Can Yücel, Rengáhenk kitabını Burhan Uygur’a imzaladığında

MASAMIN üzerinde biçimiyle, içeriğiyle çok şık bir kitap duruyor.

Siyah mahfazasından çıkardım, siyah cilt üzerine fuşya hepimizin bildiği bir kitapta iki ustanın adı var:

Rengáhenk

Can Yücel

Burhan Uygur

İlk sayfada şair Can Yücel’in, ressam Burhan Uygur’a ithaf yazısı var:

"Burhan’a ancak öptükten sonra yazan kalemiyle öperek..."

Burhan Uygur,
Can Yücel’in şiirine vurgun, okumakla yetinmiyor, her şiiri resimliyor. Her şiirin görsel yorumunu yapıyor.

Resimler eşine kalıyor. İKSV de, eşiyle anlaşarak, Can Yücel’in Rengáhenk’ini, Burhan Uygur resimleriyle, bu değerli kitabını bize sunuyor.

Yeşim Demir’in tasarımıyla.

Şiirle resim birleşince, ikisinin birbirini zenginleştiren, anlam çoğaltan birlikteliğini burada görüyorsunuz.

Şiirle resim bir arada bulununca, şiirin çağrışımları da renge dönüşünce ne olur?

* * *

FERİT EDGÜ, kitabın başında yer alan Yücel ve Uygur: Şiirin Resme Dönüşmesi yazısında bu soruların yanıtını veriyor:

"Sanatlar arasında kardeşlik var mıdır? Varsa hangi sanatlar hangilerinin kardeşidir? Kan bağından değil, sanatların yapısından, sanatların dilinden söz ediyorum.

Uzun yıllar, şiir müzikle eşleştirildi.

Şiir-resim ilişkisi Batı’da her iki sanat dalı için de son derece verimli olmuş, şairle ressamın işbirliğinden olağanüstü güzellikte kitaplar doğmuştur.

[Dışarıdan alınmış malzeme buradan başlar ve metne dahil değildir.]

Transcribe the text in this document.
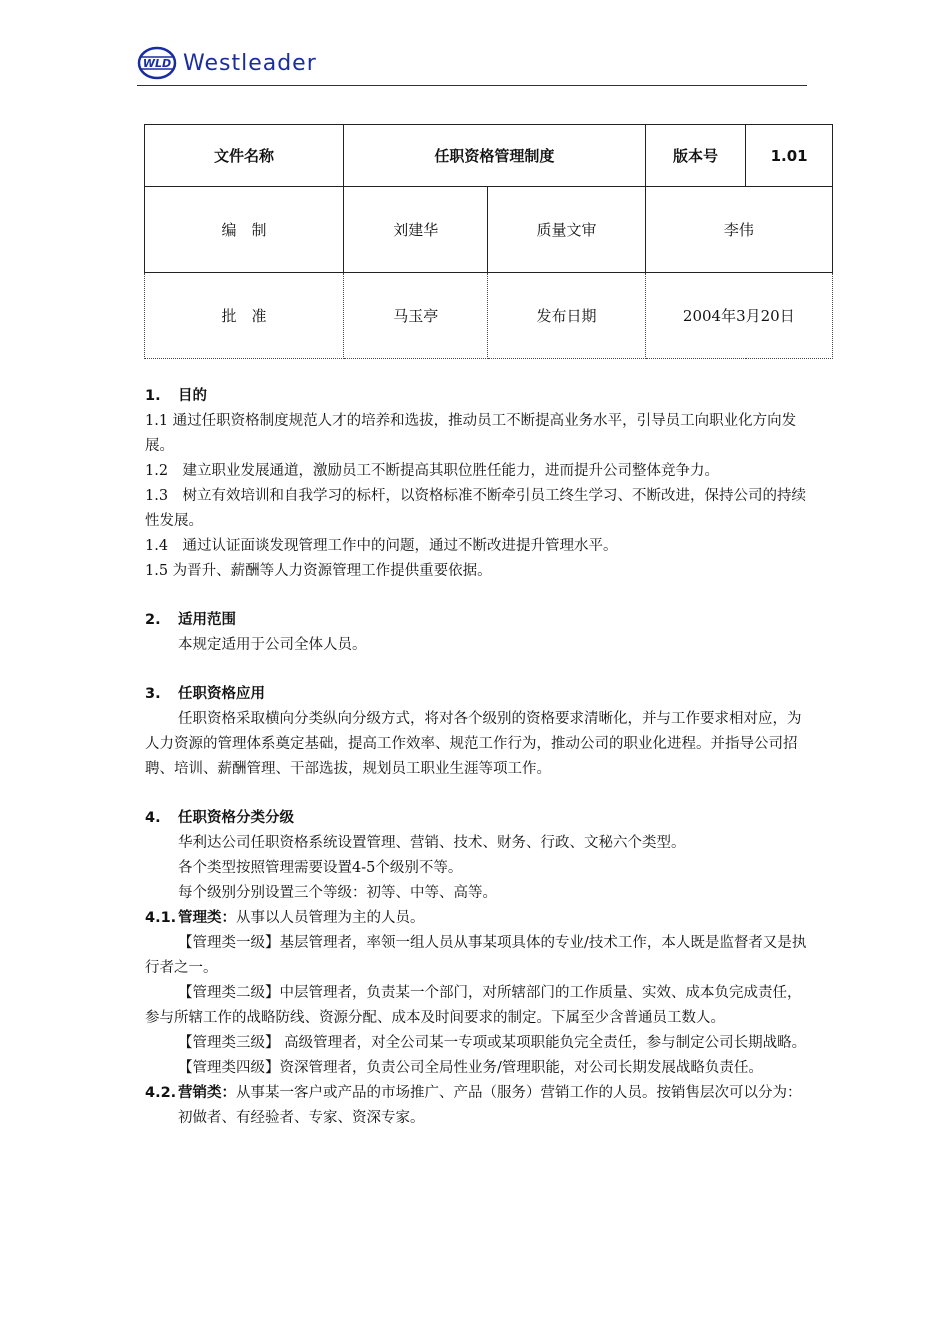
WLD Westleader
文件名称	任职资格管理制度		版本号	1.01
编　制	刘建华	质量文审	李伟	
批　准	马玉亭	发布日期	2004年3月20日	

1. 目的

1.1 通过任职资格制度规范人才的培养和选拔，推动员工不断提高业务水平，引导员工向职业化方向发展。

1.2　建立职业发展通道，激励员工不断提高其职位胜任能力，进而提升公司整体竞争力。

1.3　树立有效培训和自我学习的标杆，以资格标准不断牵引员工终生学习、不断改进，保持公司的持续性发展。

1.4　通过认证面谈发现管理工作中的问题，通过不断改进提升管理水平。

1.5 为晋升、薪酬等人力资源管理工作提供重要依据。

2. 适用范围

本规定适用于公司全体人员。

3. 任职资格应用

任职资格采取横向分类纵向分级方式，将对各个级别的资格要求清晰化，并与工作要求相对应，为人力资源的管理体系奠定基础，提高工作效率、规范工作行为，推动公司的职业化进程。并指导公司招聘、培训、薪酬管理、干部选拔，规划员工职业生涯等项工作。

4. 任职资格分类分级

华利达公司任职资格系统设置管理、营销、技术、财务、行政、文秘六个类型。

各个类型按照管理需要设置4-5个级别不等。

每个级别分别设置三个等级：初等、中等、高等。

4.1. 管理类：从事以人员管理为主的人员。

【管理类一级】基层管理者，率领一组人员从事某项具体的专业/技术工作，本人既是监督者又是执行者之一。

【管理类二级】中层管理者，负责某一个部门，对所辖部门的工作质量、实效、成本负完成责任，参与所辖工作的战略防线、资源分配、成本及时间要求的制定。下属至少含普通员工数人。

【管理类三级】 高级管理者，对全公司某一专项或某项职能负完全责任，参与制定公司长期战略。

【管理类四级】资深管理者，负责公司全局性业务/管理职能，对公司长期发展战略负责任。

4.2. 营销类：从事某一客户或产品的市场推广、产品（服务）营销工作的人员。按销售层次可以分为：初做者、有经验者、专家、资深专家。
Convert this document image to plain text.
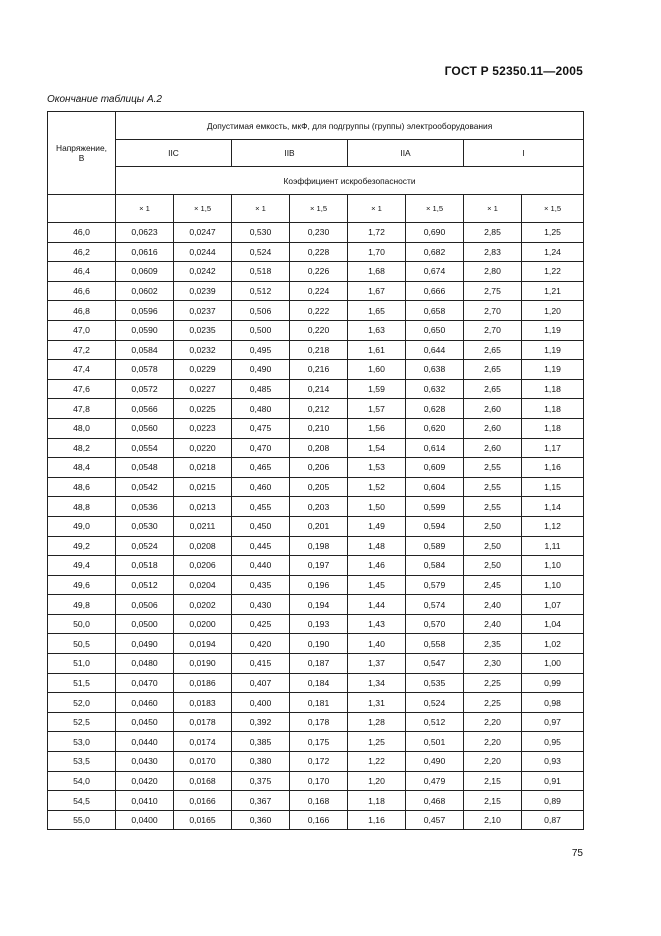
ГОСТ Р 52350.11—2005
Окончание таблицы А.2
Напряжение, В	Допустимая емкость, мкФ, для подгруппы (группы) электрооборудования							
	IIC		IIB		IIA		I	
	Коэффициент искробезопасности							
	× 1	× 1,5	× 1	× 1,5	× 1	× 1,5	× 1	× 1,5
46,0	0,0623	0,0247	0,530	0,230	1,72	0,690	2,85	1,25
46,2	0,0616	0,0244	0,524	0,228	1,70	0,682	2,83	1,24
46,4	0,0609	0,0242	0,518	0,226	1,68	0,674	2,80	1,22
46,6	0,0602	0,0239	0,512	0,224	1,67	0,666	2,75	1,21
46,8	0,0596	0,0237	0,506	0,222	1,65	0,658	2,70	1,20
47,0	0,0590	0,0235	0,500	0,220	1,63	0,650	2,70	1,19
47,2	0,0584	0,0232	0,495	0,218	1,61	0,644	2,65	1,19
47,4	0,0578	0,0229	0,490	0,216	1,60	0,638	2,65	1,19
47,6	0,0572	0,0227	0,485	0,214	1,59	0,632	2,65	1,18
47,8	0,0566	0,0225	0,480	0,212	1,57	0,628	2,60	1,18
48,0	0,0560	0,0223	0,475	0,210	1,56	0,620	2,60	1,18
48,2	0,0554	0,0220	0,470	0,208	1,54	0,614	2,60	1,17
48,4	0,0548	0,0218	0,465	0,206	1,53	0,609	2,55	1,16
48,6	0,0542	0,0215	0,460	0,205	1,52	0,604	2,55	1,15
48,8	0,0536	0,0213	0,455	0,203	1,50	0,599	2,55	1,14
49,0	0,0530	0,0211	0,450	0,201	1,49	0,594	2,50	1,12
49,2	0,0524	0,0208	0,445	0,198	1,48	0,589	2,50	1,11
49,4	0,0518	0,0206	0,440	0,197	1,46	0,584	2,50	1,10
49,6	0,0512	0,0204	0,435	0,196	1,45	0,579	2,45	1,10
49,8	0,0506	0,0202	0,430	0,194	1,44	0,574	2,40	1,07
50,0	0,0500	0,0200	0,425	0,193	1,43	0,570	2,40	1,04
50,5	0,0490	0,0194	0,420	0,190	1,40	0,558	2,35	1,02
51,0	0,0480	0,0190	0,415	0,187	1,37	0,547	2,30	1,00
51,5	0,0470	0,0186	0,407	0,184	1,34	0,535	2,25	0,99
52,0	0,0460	0,0183	0,400	0,181	1,31	0,524	2,25	0,98
52,5	0,0450	0,0178	0,392	0,178	1,28	0,512	2,20	0,97
53,0	0,0440	0,0174	0,385	0,175	1,25	0,501	2,20	0,95
53,5	0,0430	0,0170	0,380	0,172	1,22	0,490	2,20	0,93
54,0	0,0420	0,0168	0,375	0,170	1,20	0,479	2,15	0,91
54,5	0,0410	0,0166	0,367	0,168	1,18	0,468	2,15	0,89
55,0	0,0400	0,0165	0,360	0,166	1,16	0,457	2,10	0,87
75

Can Yücel’in şiiri ile Burhan Uygur’un resminin, bu bir benzeri olmayan kitapta buluşmaları da bunun kanıtıdır. Bu buluşma gerçek bir tansıktır. Çünkü meşrepleri aynı ama sanatlarının dilleri bunca farklı iki sanatçının yapıtlarının bir araya geldiğinde böylesi bir uyum yarattığı pek az görülmüştür."


Okuduğum Rengáhenk’i Burhan Uygur’un resimleriyle birlikte okuyunca, imgelem vanalarım açıldı.

Nisan Tezi şiirinin resmine Ayvalık-Sabah vakti notunu düşmüş. Zamanı bile önemli.

"Orhan Peker der ki" şiirini almalıyım yazıma; çünkü o şiir birden bana Orhan Peker’in önünden ayrılamadığım bir resmini anımsattı, balıkçının kedisi nasıl da lengerdeki balıklara dikmişti gözünü. Resimle şiirin belleğimde buluşması.

"Bir başkaydı zaman, ne sabaha sığardı ne akşama / Ruhumtırak bir kedi geçti yanımdan / Ardından kapkara bir erkek.../ Dünyayı memede bir bebeye döndüren çığrışlarıyla / Atladılar bizim çatı katından dama

(...)

Üç ay sonra siyah-beyaz bir resim doğdu kucağıma / Yüzüm gözüm tırmık içinde."


* * *

ÇOK az sayıda basılmış, kitaplığınızda bir mücevher gibi saklayacağınız bir kitap.